Treatments for water problems in horizontal wells are most effective when the treatment zone is isolated from the remainder of the wellbore. In cased holes, this is achieved mechanically with packers. However, when a screen or liner has been run but left uncemented, such mechanical devices are not effective in isolating the open annular space behind the pipe. One product developed for such situations is the annular chemical packer (Fig. 5).
Fig. 5—This technology involves placement of a cement-based fluid into the annular space between an uncemented liner and the formation. The fluid is conveyed into the treatment zone using coiled tubing and injected between and inflatable packer assembly to fill the annulus over a selected interval.

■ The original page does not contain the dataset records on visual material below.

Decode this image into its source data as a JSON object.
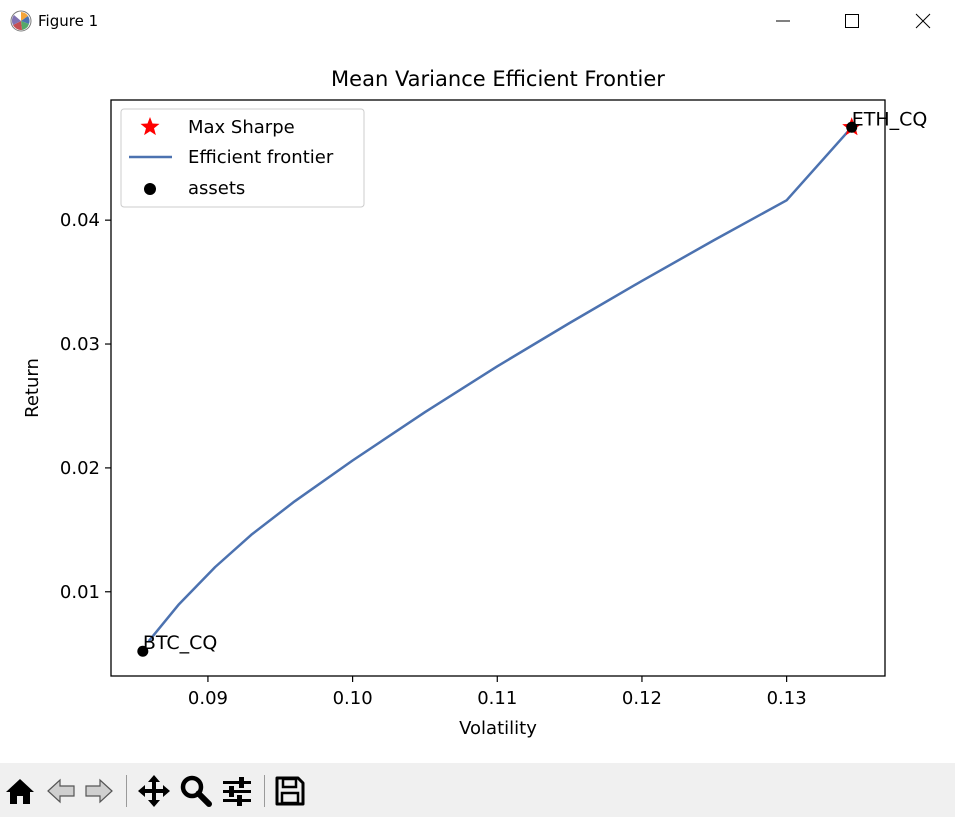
{
  "window": {
    "title": "Figure 1",
    "icons": [
      "matplotlib-logo-icon",
      "minimize-icon",
      "maximize-icon",
      "close-icon"
    ]
  },
  "toolbar": {
    "icons": [
      "home-icon",
      "back-arrow-icon",
      "forward-arrow-icon",
      "pan-move-icon",
      "zoom-magnifier-icon",
      "configure-subplots-icon",
      "save-floppy-icon"
    ]
  },
  "chart_data": {
    "type": "line",
    "title": "Mean Variance Efficient Frontier",
    "xlabel": "Volatility",
    "ylabel": "Return",
    "xlim": [
      0.0833,
      0.1368
    ],
    "ylim": [
      0.0032,
      0.0497
    ],
    "xticks": [
      0.09,
      0.1,
      0.11,
      0.12,
      0.13
    ],
    "xtick_labels": [
      "0.09",
      "0.10",
      "0.11",
      "0.12",
      "0.13"
    ],
    "yticks": [
      0.01,
      0.02,
      0.03,
      0.04
    ],
    "ytick_labels": [
      "0.01",
      "0.02",
      "0.03",
      "0.04"
    ],
    "grid": false,
    "legend_placement": "upper-left",
    "legend": [
      {
        "label": "Max Sharpe",
        "marker": "star",
        "color": "#ff0000"
      },
      {
        "label": "Efficient frontier",
        "marker": "line",
        "color": "#4c72b0"
      },
      {
        "label": "assets",
        "marker": "dot",
        "color": "#000000"
      }
    ],
    "series": [
      {
        "name": "Efficient frontier",
        "color": "#4c72b0",
        "x": [
          0.0859,
          0.088,
          0.0905,
          0.093,
          0.096,
          0.1,
          0.105,
          0.11,
          0.115,
          0.12,
          0.125,
          0.13,
          0.1345
        ],
        "y": [
          0.006,
          0.009,
          0.012,
          0.0146,
          0.0173,
          0.0206,
          0.0245,
          0.0282,
          0.0317,
          0.0351,
          0.0384,
          0.0416,
          0.0475
        ]
      }
    ],
    "assets": [
      {
        "label": "BTC_CQ",
        "x": 0.0855,
        "y": 0.0052
      },
      {
        "label": "ETH_CQ",
        "x": 0.1345,
        "y": 0.0475
      }
    ],
    "max_sharpe": {
      "x": 0.1345,
      "y": 0.0475,
      "color": "#ff0000"
    }
  }
}
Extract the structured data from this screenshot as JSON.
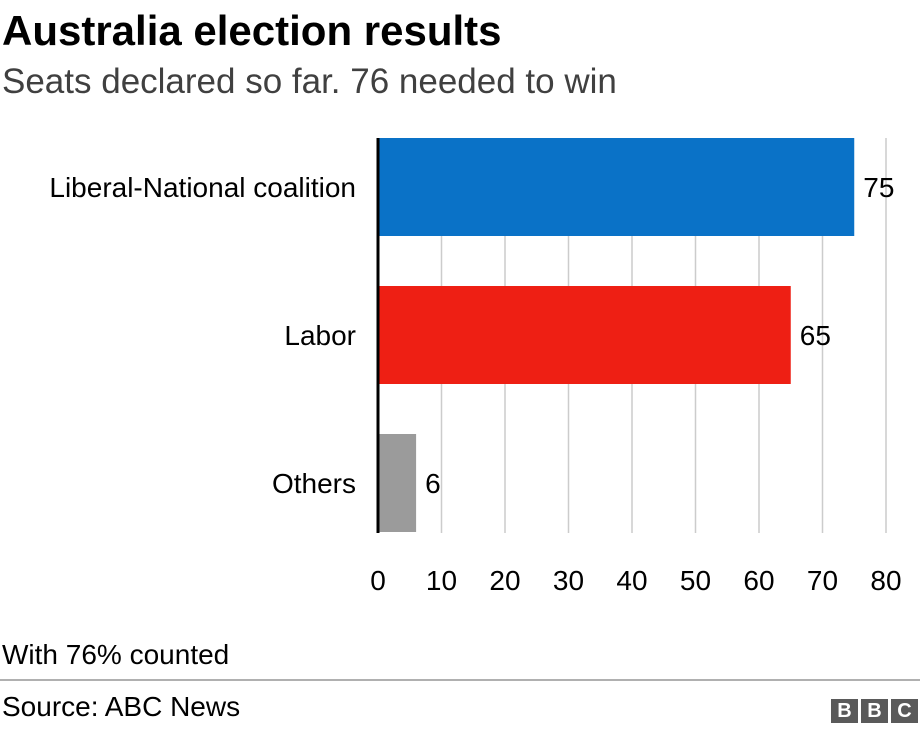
{
  "title": "Australia election results",
  "subtitle": "Seats declared so far. 76 needed to win",
  "note": "With 76% counted",
  "source": "Source: ABC News",
  "logo": [
    "B",
    "B",
    "C"
  ],
  "chart_data": {
    "type": "bar",
    "orientation": "horizontal",
    "title": "Australia election results",
    "subtitle": "Seats declared so far. 76 needed to win",
    "categories": [
      "Liberal-National coalition",
      "Labor",
      "Others"
    ],
    "values": [
      75,
      65,
      6
    ],
    "colors": [
      "#0a72c7",
      "#ee1f14",
      "#9b9b9b"
    ],
    "xlim": [
      0,
      80
    ],
    "ticks": [
      0,
      10,
      20,
      30,
      40,
      50,
      60,
      70,
      80
    ],
    "grid": true,
    "legend": "none"
  }
}
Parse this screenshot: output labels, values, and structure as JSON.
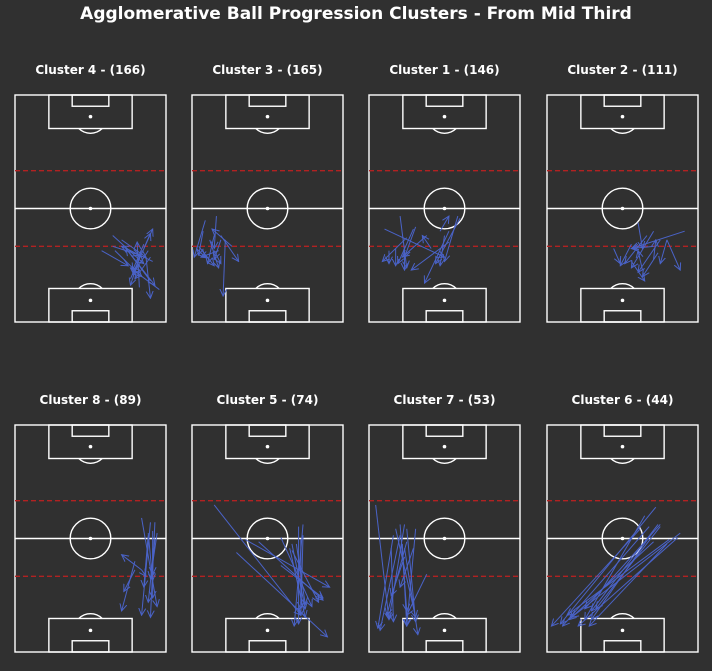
{
  "title": "Agglomerative Ball Progression Clusters - From Mid Third",
  "colors": {
    "background": "#303030",
    "pitch_lines": "#ffffff",
    "third_lines": "#b22222",
    "arrows": "#4a63c8"
  },
  "chart_data": {
    "type": "pitch-arrow-clusters",
    "note_units": "pitch coordinates: x across width 0-68, y along length 0-105 (0 = bottom goal line, 105 = top goal line)",
    "panels": [
      {
        "title": "Cluster 4 - (166)",
        "arrows": [
          [
            52,
            20,
            62,
            43
          ],
          [
            45,
            33,
            57,
            21
          ],
          [
            61,
            30,
            54,
            20
          ],
          [
            58,
            36,
            53,
            24
          ],
          [
            57,
            33,
            52,
            17
          ],
          [
            60,
            33,
            53,
            22
          ],
          [
            39,
            33,
            51,
            26
          ],
          [
            50,
            34,
            63,
            17
          ],
          [
            48,
            38,
            59,
            30
          ],
          [
            62,
            28,
            48,
            35
          ],
          [
            44,
            35,
            56,
            31
          ],
          [
            59,
            30,
            61,
            11
          ],
          [
            44,
            40,
            58,
            27
          ],
          [
            61,
            19,
            50,
            34
          ],
          [
            56,
            16,
            55,
            37
          ],
          [
            65,
            15,
            52,
            25
          ],
          [
            58,
            34,
            61,
            41
          ]
        ]
      },
      {
        "title": "Cluster 3 - (165)",
        "arrows": [
          [
            13,
            38,
            10,
            29
          ],
          [
            15,
            38,
            14,
            12
          ],
          [
            12,
            33,
            4,
            30
          ],
          [
            6,
            47,
            1,
            30
          ],
          [
            3,
            35,
            10,
            26
          ],
          [
            11,
            49,
            10,
            34
          ],
          [
            13,
            40,
            21,
            28
          ],
          [
            10,
            33,
            13,
            27
          ],
          [
            18,
            35,
            9,
            43
          ],
          [
            8,
            38,
            12,
            25
          ],
          [
            2,
            34,
            6,
            30
          ],
          [
            5,
            42,
            3,
            31
          ],
          [
            10,
            40,
            7,
            27
          ]
        ]
      },
      {
        "title": "Cluster 1 - (146)",
        "arrows": [
          [
            14,
            49,
            17,
            25
          ],
          [
            17,
            39,
            6,
            28
          ],
          [
            20,
            43,
            13,
            27
          ],
          [
            36,
            37,
            19,
            24
          ],
          [
            32,
            42,
            36,
            49
          ],
          [
            40,
            49,
            34,
            28
          ],
          [
            26,
            40,
            15,
            30
          ],
          [
            12,
            34,
            12,
            26
          ],
          [
            21,
            44,
            16,
            30
          ],
          [
            41,
            48,
            30,
            27
          ],
          [
            34,
            40,
            32,
            26
          ],
          [
            9,
            33,
            9,
            27
          ],
          [
            16,
            32,
            16,
            24
          ],
          [
            7,
            43,
            34,
            30
          ],
          [
            28,
            34,
            24,
            40
          ],
          [
            36,
            42,
            25,
            18
          ]
        ]
      },
      {
        "title": "Cluster 2 - (111)",
        "arrows": [
          [
            62,
            42,
            38,
            34
          ],
          [
            48,
            42,
            38,
            25
          ],
          [
            51,
            38,
            41,
            23
          ],
          [
            38,
            36,
            33,
            26
          ],
          [
            38,
            28,
            44,
            19
          ],
          [
            45,
            40,
            35,
            27
          ],
          [
            48,
            35,
            38,
            34
          ],
          [
            43,
            24,
            41,
            33
          ],
          [
            50,
            32,
            43,
            21
          ],
          [
            54,
            38,
            51,
            27
          ],
          [
            30,
            34,
            33,
            27
          ],
          [
            48,
            29,
            49,
            38
          ],
          [
            54,
            38,
            60,
            24
          ],
          [
            41,
            46,
            43,
            34
          ]
        ]
      },
      {
        "title": "Cluster 8 - (89)",
        "arrows": [
          [
            57,
            62,
            64,
            21
          ],
          [
            57,
            38,
            48,
            45
          ],
          [
            63,
            60,
            61,
            16
          ],
          [
            62,
            56,
            62,
            25
          ],
          [
            60,
            55,
            62,
            33
          ],
          [
            54,
            38,
            49,
            28
          ],
          [
            61,
            60,
            57,
            17
          ],
          [
            60,
            54,
            58,
            30
          ],
          [
            57,
            38,
            59,
            35
          ],
          [
            62,
            48,
            62,
            36
          ],
          [
            63,
            52,
            60,
            23
          ],
          [
            54,
            42,
            48,
            19
          ],
          [
            64,
            55,
            61,
            34
          ]
        ]
      },
      {
        "title": "Cluster 5 - (74)",
        "arrows": [
          [
            50,
            59,
            46,
            12
          ],
          [
            40,
            40,
            59,
            25
          ],
          [
            45,
            50,
            51,
            20
          ],
          [
            47,
            50,
            51,
            22
          ],
          [
            48,
            58,
            48,
            13
          ],
          [
            24,
            52,
            62,
            30
          ],
          [
            30,
            51,
            59,
            24
          ],
          [
            40,
            53,
            54,
            21
          ],
          [
            20,
            46,
            61,
            7
          ],
          [
            10,
            68,
            49,
            17
          ],
          [
            49,
            52,
            49,
            20
          ],
          [
            45,
            47,
            57,
            23
          ],
          [
            44,
            48,
            51,
            16
          ],
          [
            50,
            54,
            49,
            17
          ]
        ]
      },
      {
        "title": "Cluster 7 - (53)",
        "arrows": [
          [
            15,
            50,
            17,
            12
          ],
          [
            20,
            48,
            14,
            30
          ],
          [
            10,
            48,
            11,
            14
          ],
          [
            11,
            54,
            4,
            11
          ],
          [
            16,
            59,
            9,
            15
          ],
          [
            14,
            59,
            17,
            19
          ],
          [
            17,
            57,
            21,
            14
          ],
          [
            21,
            57,
            17,
            12
          ],
          [
            26,
            36,
            17,
            17
          ],
          [
            17,
            51,
            8,
            17
          ],
          [
            3,
            68,
            9,
            15
          ],
          [
            16,
            44,
            10,
            26
          ],
          [
            14,
            54,
            5,
            10
          ],
          [
            12,
            57,
            21,
            16
          ],
          [
            16,
            48,
            22,
            8
          ]
        ]
      },
      {
        "title": "Cluster 6 - (44)",
        "arrows": [
          [
            49,
            67,
            6,
            13
          ],
          [
            60,
            55,
            11,
            16
          ],
          [
            55,
            52,
            9,
            17
          ],
          [
            51,
            59,
            17,
            20
          ],
          [
            46,
            58,
            7,
            12
          ],
          [
            48,
            51,
            10,
            15
          ],
          [
            42,
            57,
            2,
            12
          ],
          [
            44,
            63,
            17,
            15
          ],
          [
            50,
            59,
            20,
            19
          ],
          [
            51,
            58,
            22,
            20
          ],
          [
            54,
            50,
            19,
            12
          ],
          [
            59,
            53,
            14,
            12
          ],
          [
            48,
            56,
            20,
            15
          ]
        ]
      }
    ]
  }
}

It is designed to sit in this position forming a permanent, impermeable, high-strength plug, fully isolating the volume of the annulus (after Schlumberger Oilfield Review).
Proactive water control includes choking back zones with high permeability to create a more uniform sweep. This means sacrificing early cash flow for an uncertain return because of incomplete knowledge of heterogeneity. The production (and injection) profile can be improved through selective stimulation of zones with lower permeability. Coiled tubing is used to precisely place these small hydraulic fractures.
Water disposal
Whether water production is minimized or not, some water (e.g., “good” water) will be produced and must be disposed. To minimize costs, the water should be removed as early as possible (e.g., with a downhole separator if possible); see Fig. 6.[1].
Fig. 6—Such downhole separators, coupled with electrical submersible pumps, allow up to 50% of the water to be separated and injected into another formation (after Bailey).[1]